Should be rewritten, as for example:

template <typename U = T,
          std::enable_if_t<std::is_same<int, typename U::TRAIT>::value>* = nullptr>
 Y() { std::cout << "First" << std::endl; }

template <typename U = T,
          std::enable_if_t<!std::is_same<int, typename U::TRAIT>::value>* = nullptr>
Y() { std::cout << "Second" << std::endl; }

In C++20, requires might simplify code a lot:

template <typename T>
class Y
{
public:
    Y() requires(std::is_same< int, typename U::TRAIT>::value)
    { std::cout << "First" << std::endl; }

    Y() requires(!std::is_same< int, typename U::TRAIT>::value)
    { std::cout << "Second" << std::endl; }
// ...
};

Answer 2

template<class...>struct types_tag{using type=types_tag;};
template<class...Ts>constexpr types_tag<Ts...> types{};

These helpers let you pass many types around as a bundle, a single argument.

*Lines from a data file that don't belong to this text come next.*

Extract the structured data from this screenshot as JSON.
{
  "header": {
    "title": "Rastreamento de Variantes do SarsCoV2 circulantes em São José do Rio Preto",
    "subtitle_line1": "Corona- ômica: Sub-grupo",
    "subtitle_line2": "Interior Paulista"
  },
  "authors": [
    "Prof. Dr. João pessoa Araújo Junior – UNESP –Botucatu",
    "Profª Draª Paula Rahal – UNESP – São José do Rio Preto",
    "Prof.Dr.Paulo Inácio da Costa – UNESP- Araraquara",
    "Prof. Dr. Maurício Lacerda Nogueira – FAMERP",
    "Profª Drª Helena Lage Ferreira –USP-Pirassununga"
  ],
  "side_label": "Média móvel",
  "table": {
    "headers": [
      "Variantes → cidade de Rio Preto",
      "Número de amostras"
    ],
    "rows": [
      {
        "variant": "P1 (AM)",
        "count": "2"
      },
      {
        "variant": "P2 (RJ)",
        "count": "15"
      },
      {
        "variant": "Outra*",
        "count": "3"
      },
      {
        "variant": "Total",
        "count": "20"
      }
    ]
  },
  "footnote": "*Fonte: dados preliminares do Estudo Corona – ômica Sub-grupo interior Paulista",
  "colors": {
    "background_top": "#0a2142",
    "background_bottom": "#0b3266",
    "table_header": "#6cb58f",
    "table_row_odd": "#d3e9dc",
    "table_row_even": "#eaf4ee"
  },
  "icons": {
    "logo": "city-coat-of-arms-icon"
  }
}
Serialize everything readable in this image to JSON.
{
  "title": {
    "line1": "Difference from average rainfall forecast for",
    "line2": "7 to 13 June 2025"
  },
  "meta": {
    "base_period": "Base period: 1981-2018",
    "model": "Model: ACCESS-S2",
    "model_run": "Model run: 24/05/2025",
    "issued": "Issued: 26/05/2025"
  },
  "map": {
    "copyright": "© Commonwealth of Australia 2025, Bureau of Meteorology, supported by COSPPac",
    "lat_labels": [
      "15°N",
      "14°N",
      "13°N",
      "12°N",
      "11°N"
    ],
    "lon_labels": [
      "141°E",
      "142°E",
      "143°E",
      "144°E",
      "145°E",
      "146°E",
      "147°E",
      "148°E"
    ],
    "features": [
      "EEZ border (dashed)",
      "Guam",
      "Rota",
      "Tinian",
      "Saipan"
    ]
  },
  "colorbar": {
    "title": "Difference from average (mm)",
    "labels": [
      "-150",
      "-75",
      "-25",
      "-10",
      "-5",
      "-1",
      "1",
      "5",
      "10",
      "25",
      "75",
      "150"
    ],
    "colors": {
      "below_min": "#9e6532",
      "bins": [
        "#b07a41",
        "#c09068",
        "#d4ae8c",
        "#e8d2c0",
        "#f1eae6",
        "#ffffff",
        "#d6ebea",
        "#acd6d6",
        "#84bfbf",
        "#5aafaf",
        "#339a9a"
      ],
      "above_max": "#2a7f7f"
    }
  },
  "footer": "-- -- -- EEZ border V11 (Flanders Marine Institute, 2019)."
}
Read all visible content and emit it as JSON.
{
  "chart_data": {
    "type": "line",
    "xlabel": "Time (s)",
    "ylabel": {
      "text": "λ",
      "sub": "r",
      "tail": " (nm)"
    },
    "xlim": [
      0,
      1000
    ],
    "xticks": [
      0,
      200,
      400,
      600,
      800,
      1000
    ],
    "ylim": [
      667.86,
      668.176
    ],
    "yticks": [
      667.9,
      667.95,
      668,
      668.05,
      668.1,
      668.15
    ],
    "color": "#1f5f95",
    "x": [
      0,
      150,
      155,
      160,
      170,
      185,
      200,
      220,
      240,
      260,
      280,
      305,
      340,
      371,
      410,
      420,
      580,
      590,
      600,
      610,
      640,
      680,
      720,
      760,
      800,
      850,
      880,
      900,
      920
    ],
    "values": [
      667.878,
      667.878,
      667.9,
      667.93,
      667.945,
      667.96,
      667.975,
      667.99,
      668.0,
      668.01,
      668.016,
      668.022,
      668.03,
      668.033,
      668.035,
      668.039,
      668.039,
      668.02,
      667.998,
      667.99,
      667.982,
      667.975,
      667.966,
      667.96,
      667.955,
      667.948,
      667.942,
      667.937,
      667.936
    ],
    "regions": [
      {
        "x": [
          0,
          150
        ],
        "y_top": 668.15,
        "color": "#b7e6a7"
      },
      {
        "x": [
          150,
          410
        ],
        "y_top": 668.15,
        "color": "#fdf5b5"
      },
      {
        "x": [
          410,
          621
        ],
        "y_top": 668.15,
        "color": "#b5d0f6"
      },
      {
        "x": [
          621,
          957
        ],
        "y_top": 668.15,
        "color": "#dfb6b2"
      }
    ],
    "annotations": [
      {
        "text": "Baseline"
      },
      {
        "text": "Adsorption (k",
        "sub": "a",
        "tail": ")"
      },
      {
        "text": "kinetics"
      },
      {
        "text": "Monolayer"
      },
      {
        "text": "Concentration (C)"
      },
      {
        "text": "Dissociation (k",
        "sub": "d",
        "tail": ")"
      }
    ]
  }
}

Now your type X can look like:

template<class T, class types, class=void>
class X;
template<class T, class...Ts>>
class X<T, types_tag<Ts...>, std::enable_if_t<true>> {
};

Users of X pass in X<T, types_tag<int, double, char>.

You can write adapters like:

template<class T, class...Ts>
using X_t = X<T, types_tag<Ts...>>;

where we make the using alias have a better name than the implementation struct.

Bundles of types passed around as one type can make a whole bunch of metaprogramming simple. You can pass more than one bundle; and you can pass a types_tag by-value to a function as an argument to enable easy deduction of the contents of the bundle.